HIB DAN ANCAMAN KEMATIAN BAYI

sumber : milis balita-anda

Satrio Widianto (wartawan harian Pikiran Rakyat)

Kendati teknologi dan berbagai penemuan sudah demikian
banyak, penyakit-penyakit infeksi masih menjadi salah
satu penyebab kesakitan dan kematian pada bayi dan
balita. Upaya pencegahan telah dilakukan dengan cara
memperbaiki sanitasi, perbaikan gizi, dan kondisi
kehidupan masyarakat. Akan tetapi upaya ini ternyata
belum cukup.

Imunisasi masih menjadi tindakan pencegahan paling
efektif karena terbukti paling ampuh mencegah penyakit
infeksi. Imunisasi bagi bayi dan balita bukan saja
sangat menguntungkan secara individu, sebagai
pelindung dari penyakit, kecacatan, bahkan kematian.
Imunisasi juga bermanfaat bagi masyarakat secara luas
untuk mencegah penularan penyakit infeksi di antara
masyarakat, terutama bagi penyakit infeksi yang
ditularkan melalui kontak langsung dengan
penderitanya.
Melalui imunisasi, bayi dan balita akan menjadi kebal
terhadap penyakit infeksi tertentu.
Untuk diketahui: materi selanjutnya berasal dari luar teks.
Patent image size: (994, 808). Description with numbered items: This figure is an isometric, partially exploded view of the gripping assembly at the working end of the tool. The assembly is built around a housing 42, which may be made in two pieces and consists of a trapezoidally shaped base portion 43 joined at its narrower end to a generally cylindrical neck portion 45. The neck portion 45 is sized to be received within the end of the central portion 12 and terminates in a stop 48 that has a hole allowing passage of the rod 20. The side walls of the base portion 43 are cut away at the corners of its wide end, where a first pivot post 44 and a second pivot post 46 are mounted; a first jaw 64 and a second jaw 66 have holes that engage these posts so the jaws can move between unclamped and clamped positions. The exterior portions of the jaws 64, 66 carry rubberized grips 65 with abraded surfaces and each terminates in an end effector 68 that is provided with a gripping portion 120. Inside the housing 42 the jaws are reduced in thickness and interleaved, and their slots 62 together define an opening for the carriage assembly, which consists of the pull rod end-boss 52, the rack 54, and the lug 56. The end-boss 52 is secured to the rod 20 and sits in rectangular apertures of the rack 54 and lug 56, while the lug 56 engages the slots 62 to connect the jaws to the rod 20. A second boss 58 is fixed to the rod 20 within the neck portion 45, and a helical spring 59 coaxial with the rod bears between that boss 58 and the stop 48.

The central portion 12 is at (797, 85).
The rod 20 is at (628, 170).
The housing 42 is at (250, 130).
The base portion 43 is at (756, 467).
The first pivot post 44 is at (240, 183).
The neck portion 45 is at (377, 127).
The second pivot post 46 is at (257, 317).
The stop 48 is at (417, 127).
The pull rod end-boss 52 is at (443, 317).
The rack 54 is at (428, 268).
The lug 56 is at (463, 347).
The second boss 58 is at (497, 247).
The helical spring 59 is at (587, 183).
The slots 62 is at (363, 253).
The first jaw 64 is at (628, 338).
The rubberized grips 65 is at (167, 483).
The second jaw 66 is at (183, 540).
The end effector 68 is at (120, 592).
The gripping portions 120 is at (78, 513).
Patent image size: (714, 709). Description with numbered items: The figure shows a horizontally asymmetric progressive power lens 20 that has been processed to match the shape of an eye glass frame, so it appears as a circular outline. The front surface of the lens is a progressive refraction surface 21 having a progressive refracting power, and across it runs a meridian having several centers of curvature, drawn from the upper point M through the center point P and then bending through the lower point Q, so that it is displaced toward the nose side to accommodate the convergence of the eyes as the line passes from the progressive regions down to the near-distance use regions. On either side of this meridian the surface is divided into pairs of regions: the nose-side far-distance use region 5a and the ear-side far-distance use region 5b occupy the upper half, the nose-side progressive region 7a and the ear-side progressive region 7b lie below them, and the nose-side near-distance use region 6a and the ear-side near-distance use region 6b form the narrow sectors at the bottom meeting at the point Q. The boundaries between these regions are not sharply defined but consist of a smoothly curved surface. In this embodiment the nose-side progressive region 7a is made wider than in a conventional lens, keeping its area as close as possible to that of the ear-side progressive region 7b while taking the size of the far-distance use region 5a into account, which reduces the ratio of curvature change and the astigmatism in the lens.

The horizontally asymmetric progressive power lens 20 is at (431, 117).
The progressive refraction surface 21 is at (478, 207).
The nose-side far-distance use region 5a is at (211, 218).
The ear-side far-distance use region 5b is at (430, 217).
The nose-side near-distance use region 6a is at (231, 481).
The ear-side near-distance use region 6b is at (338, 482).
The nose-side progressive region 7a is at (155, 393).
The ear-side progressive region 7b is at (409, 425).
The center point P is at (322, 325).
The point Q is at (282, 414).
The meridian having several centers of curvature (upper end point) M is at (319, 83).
Sementara itu,
melalui program imunisasi massal, akan dicapai tujuan
akhir yaitu eradikasi penyakit dari suatu negara
bahkan dunia.

Penyakit yang berbahaya kadang-kadang pada awalnya
sulit diketahui karena tidak punya gejala spesifik
sehingga sangat sulit untuk mendeteksinya. Akibatnya
fatal jika tidk tertangani dengan segera dan tepat.
Hal ini tentu sangat mencemaskan, apalagi jika
penyakit tsb. menyerang balita yang belum dapat
mengungkapkan rasa tak enak pada tubuhnya.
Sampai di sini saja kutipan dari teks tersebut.